The Project 25 (P25) Steering Committee and manufacturer members of the Telecommunications Industry Association (TIA) have taken steps to address a number of security issues through the joint APCO Project 25 Interface Committee (APIC).

The APIC Encryption Task Group (ETG) defined a solution for Link Layer Security, also known as Link Layer encryption, and would like to make use of the Low Speed Data (LSD) field defined by the Phase 1 FDMA Common Air Interface (CAI) standard (102.BAAA-A) to implement this feature.

The FDMA CAI standard identifies 32 bits of information referred to as LSD that are continuously transmitted whenever a P25 transmitter is keyed, but the TIA 102 P25 standards have never specified a use for these bits. The LSD field is only present for FDMA conventional and FDMA trunking voice signaling. The LSD field is not used on FDMA data channels, FDMA control channels or TDMA voice channels.

As an example of a use for these LSD bits, in the 1990s, Union Pacific Railroad identified a methodology by which these bits could be used to continuously send location information (lat/lon) while its GPS-equipped transmitter was active. However, to the knowledge of Steering Committee and TIA members, no device using these bits in any manner has been fielded.

Before reassigning the 32 LSD bits for use by Link Layer Encryption, the APIC Encryption Task Group would like to determine if any manufacturers or users have knowledge of any FDMA conventional or trunking air interface implementations that may be using these 32 bits of LSD.

P25 systems are open to outside tampering such as spoofing and replay of trunking control and voice messages, as well as adversely controlling the behavior of subscriber radios such as by sending out a rogue command to "kill" users’ radios. A widely distributed 2010 technical report by the University of Pennsylvania titled "Security Weaknesses in the APCO Project 25 Two-Way Radio System” revealed the vulnerabilities.

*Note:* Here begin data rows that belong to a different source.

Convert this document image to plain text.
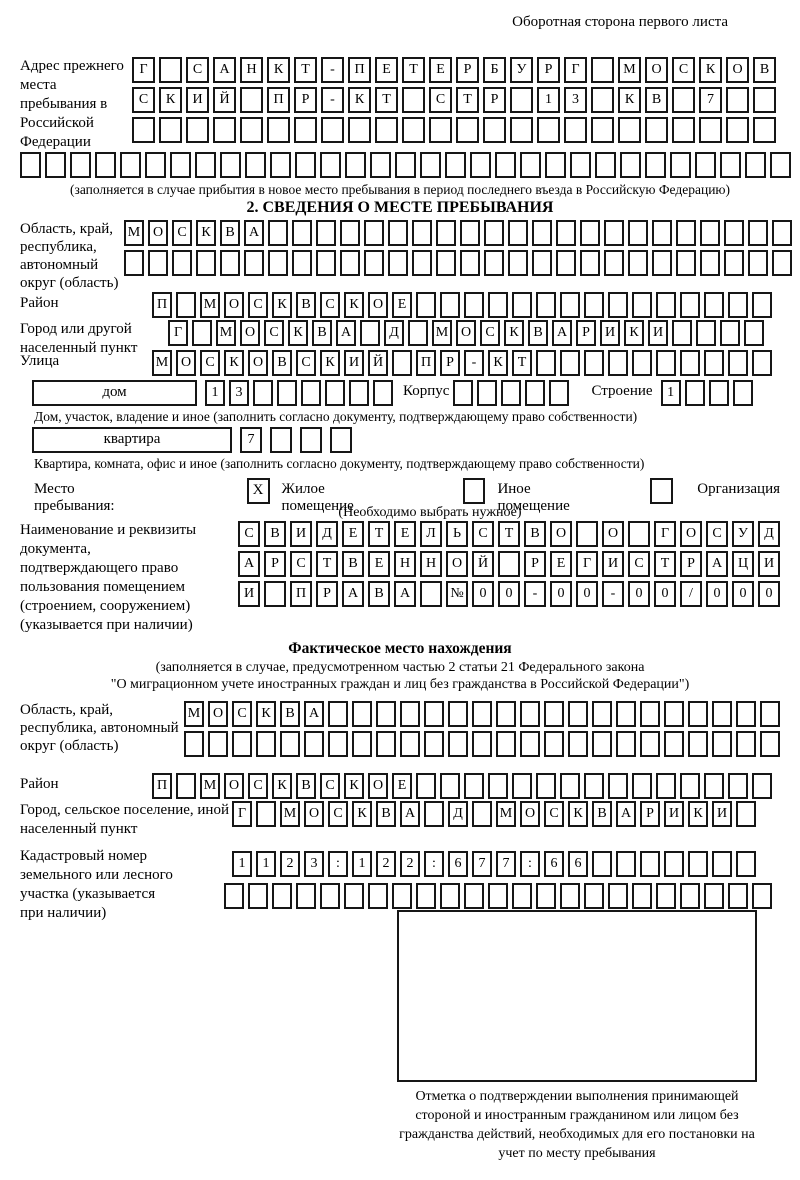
Оборотная сторона первого листа
Адрес прежнего места пребывания в Российской Федерации
Г	С А Н К Т - П Е Т Е Р Б У Р Г	М О С К О В
С К И Й	П Р - К Т	С Т Р	1 3	К В	7
(заполняется в случае прибытия в новое место пребывания в период последнего въезда в Российскую Федерацию)
2. СВЕДЕНИЯ О МЕСТЕ ПРЕБЫВАНИЯ
Область, край, республика, автономный округ (область)
М О С К В А
Район	П	М О С К В С К О Е
Город или другой населенный пункт
Г	М О С К В А	Д	М О С К В А Р И К И
Улица	М О С К О В С К И Й	П Р - К Т
дом	1 3	Корпус	Строение	1
Дом, участок, владение и иное (заполнить согласно документу, подтверждающему право собственности)
квартира	7
Квартира, комната, офис и иное (заполнить согласно документу, подтверждающему право собственности)
Место пребывания:
X	Жилое помещение
Иное помещение
Организация
(Необходимо выбрать нужное)
Наименование и реквизиты документа, подтверждающего право пользования помещением (строением, сооружением) (указывается при наличии)
С В И Д Е Т Е Л Ь С Т В О	О	Г О С У Д
А Р С Т В Е Н Н О Й	Р Е Г И С Т Р А Ц И
И	П Р А В А	№ 0 0 - 0 0 - 0 0 / 0 0 0
Фактическое место нахождения
(заполняется в случае, предусмотренном частью 2 статьи 21 Федерального закона
"О миграционном учете иностранных граждан и лиц без гражданства в Российской Федерации")
Область, край, республика, автономный округ (область)
М О С К В А
Район	П	М О С К В С К О Е
Город, сельское поселение, иной населенный пункт
Г	М О С К В А	Д	М О С К В А Р И К И
Кадастровый номер земельного или лесного участка (указывается при наличии)
1 1 2 3 : 1 2 2 : 6 7 7 : 6 6
Отметка о подтверждении выполнения принимающей стороной и иностранным гражданином или лицом без гражданства действий, необходимых для его постановки на учет по месту пребывания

The weaknesses are not unique to P25 and exist to some extent with all major analog and digital product lines, a statement said. While acknowledging that no such actual attack has ever been reported on any radio system, P25 officials are conscious of the potential problems that could result from these vulnerabilities and are actively implementing enhanced security options to protect against them.